ISCA Archive Interspeech 2023
ISCA Archive Interspeech 2023

Exploring a classification approach using quantised articulatory movements for acoustic to articulatory inversion

Jesuraj Bandekar, Sathvik Udupa, Prasanta Kumar Ghosh

Acoustic to articulatory inversion (AAI) is the task of predicting articulatory movements from speech acoustics. An AAI model is typically optimised with regression objectives on continuous articulatory targets. In this work, we explore an alternate approach of classifying bins of quantised articulatory movements. We extend it by utilising ordinal regression, along with a novel approach involving KL Divergence loss between a target Gaussian posterior and predicted.

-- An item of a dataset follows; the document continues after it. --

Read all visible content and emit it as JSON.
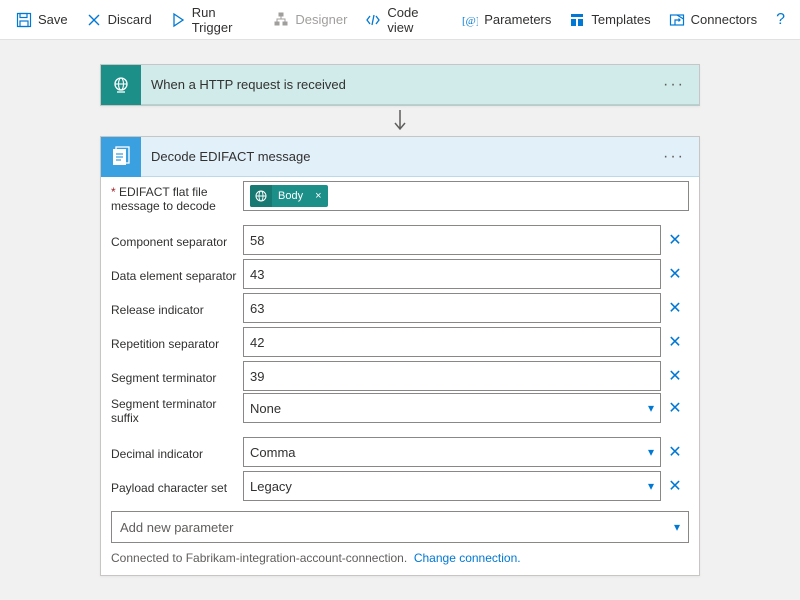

We train transformer AAI models with MFCC and TERA acoustic features, with various quantisation types (uniform vs nonuniform) and bins. Using 16 subjects’ acousticarticulatory data, we evaluate the results with correlation coefficient (CC) and root mean squared error on unseen utterances from seen and unseen speakers. While the quantization type didn't alter the performance, we find that the highest CC (0.8838) is achieved with TERA using ordinal regression, also with the proposed KL divergence loss, which is found to be on par with the CC (0.8856) using regression baseline. Reducing the number of quantisation bins to 16 does not change the performance.